Bien sûr, dans cette formule, il y a une égalisation entre État et pouvoir exécutif. Le pouvoir judiciaire avec ses lois fondées en raison, ses principes constitutionnels et sa cohérence inflexible est insupportable à tout fasciste qui se respecte. Non pas parce que l’on ne peut pas changer les lois, mais parce qu’une fois qu’on a écrit les lois, elles doivent s’appliquer indifféremment au puissant tout comme au faible. Or le fascisme repose sur une inégalité entre les humains.

Les fascistes prétendent que s’ils égalisent l’État et le pouvoir exécutif, c’est parce qu’ils sont du coté du peuple. Le National-Socialiste allemand, tout comme le fascisme italien prétendaient exprimer la volonté et l’âme de leurs peuples. En particulier, les fascistes prétendent révérer la démocratie directe parce que cette dernière permet de consulter directement le peuple sans la médiation des Élites cosmopolites forcément corrompues. Cependant, s’il y a une chose que les fascistes s’empressent de faire dès qu’ils en ont l’occasion, c’est d’enrégimenter le peuple. Parce que le peuple qu’ils apprécient, est un peuple qui leur obéit au doigt et à l’oeil et qui ne fait pas dérailler leurs plans.
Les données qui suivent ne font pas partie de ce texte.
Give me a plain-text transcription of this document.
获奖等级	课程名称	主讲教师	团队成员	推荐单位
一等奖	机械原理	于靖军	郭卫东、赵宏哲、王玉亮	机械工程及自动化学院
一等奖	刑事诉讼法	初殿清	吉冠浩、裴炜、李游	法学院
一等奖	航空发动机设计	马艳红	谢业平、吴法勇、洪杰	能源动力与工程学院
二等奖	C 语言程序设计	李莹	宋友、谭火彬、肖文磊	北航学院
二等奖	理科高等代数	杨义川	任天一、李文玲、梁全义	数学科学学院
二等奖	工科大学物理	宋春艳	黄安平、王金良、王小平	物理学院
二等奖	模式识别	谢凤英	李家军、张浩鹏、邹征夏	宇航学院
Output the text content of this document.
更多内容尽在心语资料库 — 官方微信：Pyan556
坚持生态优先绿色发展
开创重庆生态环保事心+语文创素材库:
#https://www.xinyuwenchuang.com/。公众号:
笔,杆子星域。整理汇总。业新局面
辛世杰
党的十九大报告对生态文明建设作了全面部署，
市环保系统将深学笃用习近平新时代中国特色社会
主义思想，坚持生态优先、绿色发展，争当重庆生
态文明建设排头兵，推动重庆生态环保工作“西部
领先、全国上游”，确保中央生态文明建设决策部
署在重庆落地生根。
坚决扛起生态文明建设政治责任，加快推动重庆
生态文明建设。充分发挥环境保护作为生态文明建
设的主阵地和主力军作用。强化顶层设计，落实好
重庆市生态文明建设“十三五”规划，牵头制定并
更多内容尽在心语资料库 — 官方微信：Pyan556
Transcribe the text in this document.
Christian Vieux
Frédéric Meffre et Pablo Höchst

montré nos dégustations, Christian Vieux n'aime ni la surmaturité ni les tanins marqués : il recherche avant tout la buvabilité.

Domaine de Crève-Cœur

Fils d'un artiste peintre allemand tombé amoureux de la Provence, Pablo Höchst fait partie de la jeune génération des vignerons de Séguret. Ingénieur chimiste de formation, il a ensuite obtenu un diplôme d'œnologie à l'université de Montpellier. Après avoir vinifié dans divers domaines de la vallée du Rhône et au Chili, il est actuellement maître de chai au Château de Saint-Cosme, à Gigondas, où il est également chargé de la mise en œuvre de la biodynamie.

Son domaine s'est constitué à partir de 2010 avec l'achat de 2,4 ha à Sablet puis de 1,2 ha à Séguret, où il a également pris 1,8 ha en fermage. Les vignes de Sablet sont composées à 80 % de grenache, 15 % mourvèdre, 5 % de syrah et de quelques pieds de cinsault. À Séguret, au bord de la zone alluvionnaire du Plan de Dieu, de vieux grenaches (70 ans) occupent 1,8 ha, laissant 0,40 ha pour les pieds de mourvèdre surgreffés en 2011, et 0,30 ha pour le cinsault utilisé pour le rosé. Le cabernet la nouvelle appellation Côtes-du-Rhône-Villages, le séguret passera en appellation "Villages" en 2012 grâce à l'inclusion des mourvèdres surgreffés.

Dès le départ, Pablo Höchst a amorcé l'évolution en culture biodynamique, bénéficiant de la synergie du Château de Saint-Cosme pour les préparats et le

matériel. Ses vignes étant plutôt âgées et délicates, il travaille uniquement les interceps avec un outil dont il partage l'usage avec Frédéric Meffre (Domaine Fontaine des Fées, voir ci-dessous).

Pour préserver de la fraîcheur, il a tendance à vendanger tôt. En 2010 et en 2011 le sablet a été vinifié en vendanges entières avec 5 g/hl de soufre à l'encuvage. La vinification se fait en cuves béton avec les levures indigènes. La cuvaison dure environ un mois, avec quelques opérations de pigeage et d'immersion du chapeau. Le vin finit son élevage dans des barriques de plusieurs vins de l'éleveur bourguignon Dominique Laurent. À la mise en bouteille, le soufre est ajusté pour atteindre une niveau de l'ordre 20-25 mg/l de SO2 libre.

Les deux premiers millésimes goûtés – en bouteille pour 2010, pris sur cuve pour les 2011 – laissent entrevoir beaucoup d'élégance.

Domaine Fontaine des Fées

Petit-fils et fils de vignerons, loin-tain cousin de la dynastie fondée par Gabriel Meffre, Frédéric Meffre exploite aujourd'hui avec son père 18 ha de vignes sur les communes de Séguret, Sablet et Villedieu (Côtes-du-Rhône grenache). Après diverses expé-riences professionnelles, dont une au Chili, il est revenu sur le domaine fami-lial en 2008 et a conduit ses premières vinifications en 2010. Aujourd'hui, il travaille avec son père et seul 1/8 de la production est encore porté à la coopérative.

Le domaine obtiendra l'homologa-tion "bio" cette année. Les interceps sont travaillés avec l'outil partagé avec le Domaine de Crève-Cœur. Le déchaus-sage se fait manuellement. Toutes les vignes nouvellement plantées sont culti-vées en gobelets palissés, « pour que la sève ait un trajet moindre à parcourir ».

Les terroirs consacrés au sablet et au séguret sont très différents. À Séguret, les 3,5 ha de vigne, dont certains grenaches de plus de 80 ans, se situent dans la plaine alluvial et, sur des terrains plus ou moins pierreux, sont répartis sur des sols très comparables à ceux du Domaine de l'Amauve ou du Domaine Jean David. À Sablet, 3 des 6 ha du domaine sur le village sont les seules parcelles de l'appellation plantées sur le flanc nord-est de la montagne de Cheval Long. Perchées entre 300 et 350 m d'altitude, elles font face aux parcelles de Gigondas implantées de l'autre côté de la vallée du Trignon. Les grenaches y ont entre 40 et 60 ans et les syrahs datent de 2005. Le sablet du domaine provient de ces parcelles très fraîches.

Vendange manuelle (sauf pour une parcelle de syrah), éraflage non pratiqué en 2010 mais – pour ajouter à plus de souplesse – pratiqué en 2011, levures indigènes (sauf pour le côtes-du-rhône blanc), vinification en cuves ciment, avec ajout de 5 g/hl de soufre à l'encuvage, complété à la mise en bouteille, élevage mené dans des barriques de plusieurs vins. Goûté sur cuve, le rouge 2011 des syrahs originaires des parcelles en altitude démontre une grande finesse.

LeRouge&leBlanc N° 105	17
Ayant ces caractéristiques du fascisme en tête, je vous propose de lire cet extrait de blog :

Les instances européennes, les juridictions suprêmes font partie de ces élites sous l’emprise de la pensée unique sur la sécurité et l’immigration, qui privilégient les droits formels des individus sur l’intérêt général ou celui des personnes dans leur vie quotidienne(…) Trop de droit finit par tuer le droit

(…)

“l’Etat de droit semble s’emballer, devenir comme fou, au détriment de l’autorité politique, contre le pouvoir du peuple et celui de ses représentants élus, contre la démocratie.

Merci

On a là quelqu’un qui prétend savoir ce que pense le peuple et qui se prévaut de ce savoir pour critiquer le pouvoir judiciaire. Cette connaissance intime du peuple lui permet rien moins que d’exiger que nous transmettions tout le pouvoir à l’exécutif et cessions de respecter nos propres lois. Oui je sais il y a des milliers de fascistes là dehors qui écrivent n’importent quoi parce qu’ils savent que personne ne saura jamais qui ils sont. Le problème, c’est que l’auteur de ce texte est conseiller du Président de la République Française. Je croyais qu’à ce niveau de responsabilité, dans une démocratie, un minimum de respect pour la séparation des pouvoirs était exigée. Et by the way, admirez la solution qu’il propose:

On ne pourrait vraiment sortir de ce mécanisme que par une logique de recours au référendum, si un jour les conditions politiques le permettaient sans risque de confusion entre la question posée et un vote de protestation.

Il faudrait recourir de manière systématique aux référendums. Soit. Après tout, les suisses ont un système de démocratie directe qui fonctionne pas mal. Mais remarquez bien son caveat: la volonté du peuple n’est recevable que s’il n’y a pas "risque de confusion entre la question posée et un vote de protestation" Autrement dit à chaque fois que la volonté de ce peuple révéré ne lui plaira pas, il la récusera parce que ce n’est pas un vrai vote, juste un "vote de protestation. Bien sûr certains parleraient de confiscation de la démocratie mais bon…

Moyennant quoi, le respect pour le peuple dont ce prévaut ce Monsieur ne l’incite pas à démissionner de son poste dès lors que son patron ne reçoit plus (comme le montrent de manière consistante les sondages et échéances électorales) la confiance du peuple.